Rodrigo Adão da Fonseca
O que é particularmente grave nas palavras de Ana Gomes é a tentativa de
aproveitamento político de um ato vil, perpetrado por terroristas fanáticos,
sem rostro nem origem definida; diga-se, em abono da justiça, que este tipo de
gente nem sequer é representativo da totalidade do Islão.
Adiante. A vaga de
ataques terroristas em terreno ocidental tiveram o seu início nos
EUA, nos anos 90*, com máxima expressão nos ataques bombistas de Oklahoma
City e na destruição das Torres Gémeas. Em 2004 transitaram para
a Europa, muito antes da “austeridade”, ou do aparecimento de sentimentos
nacionalistas com a expressão que hoje os conhecemos. Basta recordar os
atentados de Madrid de 2004 ou Londres de 2005 para se perceber que não há
qualquer relação entre o terrorismo islâmico e as pretensas razões que a senhora MEP apresenta, com total leviandade.
O nível de idiotice do que aqui se
escreve atinge o seu zénite se pensarmos que quem governa hoje a França é o
messias socialista Hollande, que a Frente Nacional de Marine Le Pen cresce à
custa dos partidos da esquerda e encontra nos emigrantes de segunda geração –
muitos deles, de origem islâmica – uma parte significativa dos
seus apoiantes. Longe de mim, porém, culpar Hollande ou a França por
aquilo que ocorreu.
Por quê? Porque
o terrorismo islâmico não é fruto das dinâmicas ou divergências
existentes entre a esquerda e a direita, nem tem qualquer
relação direta com o sucesso ou o insucesso das políticas sociais de
integração. França e Reino Unido são os países que mais investem, a par da
Alemanha, nas políticas de integração, e nem por isso têm estado menos expostos
aos atos fanáticos dos terroristas islâmicos. Os esforços franceses no sentido
da integração, nos últimos 20 anos, de governos de vários quadrantes políticos,
são aliás louváveis e merecedores do nosso respeito. Recorde-se
finalmente que boa parte dos terroristas islâmicos não são pessoas de
baixa instrução ou “desintegradas”, mas gente educada e com estudos, muitos
deles doutorados e com posições de relevo nos países de acolhimento.

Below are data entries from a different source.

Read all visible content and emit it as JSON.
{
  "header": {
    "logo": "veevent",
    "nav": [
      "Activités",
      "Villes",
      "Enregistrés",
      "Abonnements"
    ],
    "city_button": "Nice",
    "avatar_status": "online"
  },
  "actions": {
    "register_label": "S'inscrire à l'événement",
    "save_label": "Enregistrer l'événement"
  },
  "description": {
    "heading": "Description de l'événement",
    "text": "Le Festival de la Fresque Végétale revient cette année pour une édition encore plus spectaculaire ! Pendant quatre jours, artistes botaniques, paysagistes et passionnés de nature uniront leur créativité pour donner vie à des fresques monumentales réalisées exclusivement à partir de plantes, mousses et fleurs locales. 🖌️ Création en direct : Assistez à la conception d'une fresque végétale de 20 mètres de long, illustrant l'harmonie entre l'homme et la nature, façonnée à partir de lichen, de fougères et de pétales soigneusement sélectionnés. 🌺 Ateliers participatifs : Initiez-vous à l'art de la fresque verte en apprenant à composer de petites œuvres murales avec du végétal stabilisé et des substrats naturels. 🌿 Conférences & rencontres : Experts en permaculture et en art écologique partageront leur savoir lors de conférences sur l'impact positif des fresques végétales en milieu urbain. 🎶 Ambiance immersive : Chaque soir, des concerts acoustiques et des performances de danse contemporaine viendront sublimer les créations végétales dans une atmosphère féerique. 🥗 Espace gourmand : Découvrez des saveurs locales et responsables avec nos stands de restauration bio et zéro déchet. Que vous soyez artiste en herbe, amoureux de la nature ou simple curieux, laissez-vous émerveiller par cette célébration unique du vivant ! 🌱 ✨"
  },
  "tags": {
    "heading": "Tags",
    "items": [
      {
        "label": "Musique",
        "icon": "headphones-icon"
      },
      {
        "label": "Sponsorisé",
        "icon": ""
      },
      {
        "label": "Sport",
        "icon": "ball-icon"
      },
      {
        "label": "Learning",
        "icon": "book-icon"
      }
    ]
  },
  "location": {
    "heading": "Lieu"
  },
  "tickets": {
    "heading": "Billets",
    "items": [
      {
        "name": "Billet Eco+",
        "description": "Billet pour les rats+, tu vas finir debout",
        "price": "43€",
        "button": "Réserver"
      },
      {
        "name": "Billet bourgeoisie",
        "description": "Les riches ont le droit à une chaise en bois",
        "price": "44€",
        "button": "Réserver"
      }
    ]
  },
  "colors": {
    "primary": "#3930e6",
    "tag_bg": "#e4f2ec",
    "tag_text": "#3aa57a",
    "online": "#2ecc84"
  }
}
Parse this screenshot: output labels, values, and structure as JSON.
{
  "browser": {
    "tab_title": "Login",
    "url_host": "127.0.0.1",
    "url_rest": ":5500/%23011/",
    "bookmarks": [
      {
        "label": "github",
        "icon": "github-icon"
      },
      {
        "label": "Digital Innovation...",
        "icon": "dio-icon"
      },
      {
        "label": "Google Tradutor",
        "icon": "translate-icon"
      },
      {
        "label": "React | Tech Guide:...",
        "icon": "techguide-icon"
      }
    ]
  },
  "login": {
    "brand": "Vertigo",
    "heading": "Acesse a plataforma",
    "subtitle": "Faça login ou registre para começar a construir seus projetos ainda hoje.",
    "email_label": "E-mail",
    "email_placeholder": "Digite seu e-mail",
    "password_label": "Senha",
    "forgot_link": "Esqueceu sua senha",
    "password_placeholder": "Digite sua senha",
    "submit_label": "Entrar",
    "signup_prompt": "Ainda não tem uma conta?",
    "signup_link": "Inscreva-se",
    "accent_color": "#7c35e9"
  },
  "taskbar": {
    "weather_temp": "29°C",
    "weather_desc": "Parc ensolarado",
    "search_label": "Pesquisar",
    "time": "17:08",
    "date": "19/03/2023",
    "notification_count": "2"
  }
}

Basta
recordar o perfil dos indivíduos que se imolaram contra as Torres Gémeas, ou
que praticaram os ataques em Madrid ou Londres, para perceber que o simplismo
com que Ana Gomes aborda este tema há muito deveria ter tido consequências
políticas – não nos prestigia ter gente tão ignorante a representar-nos no PE,
ou onde quer que seja, que não num Grupo Folclórico.
O que está em causa são
questões civilizacionais mais profundas, de choque entre uma visão pluralista,
cosmopolita e tolerante daquilo que é a laicidade e o papel da religião na
sociedade, e outra perspectiva, teocrática e pre-moderna, que recusa a
tolerância e a separação entre Leis Religiosas e Estado. Não deixa de ser chocante que Ana Gomes misture questões de política
corrente com algo de tão estrutural, que resulta do facto evidente de uma
parte do Islão viver hoje num estádio de desenvolvimento cultural
semelhante ao que se encontrava a nossa Cristandade na época da Inquisição.
Receio, aliás, que se vivesse na Idade Média, Ana Gomes seria um specimen exótico
de Torquemada, de saia travada e mão na anca. Graças a Deus (ou ao acaso do
Destino), Ana Gomes só veio ao mundo em pleno século XX, pelo
que as únicas vítimas dos seus devaneios são os nossos olhos e ouvidos
e, já agora, o nosso sentido de paciência e tolerância, regularmente postos à
prova.
(* ) Convém não
misturar a vaga de ataques terroristas ligados a conflitos regionais do Médio
Oriente, como os da OLP, ou do marxismo arabista, com este tipo de terrorismo,
que tem apenas como inspiração a recusa do Ocidente enquanto tal.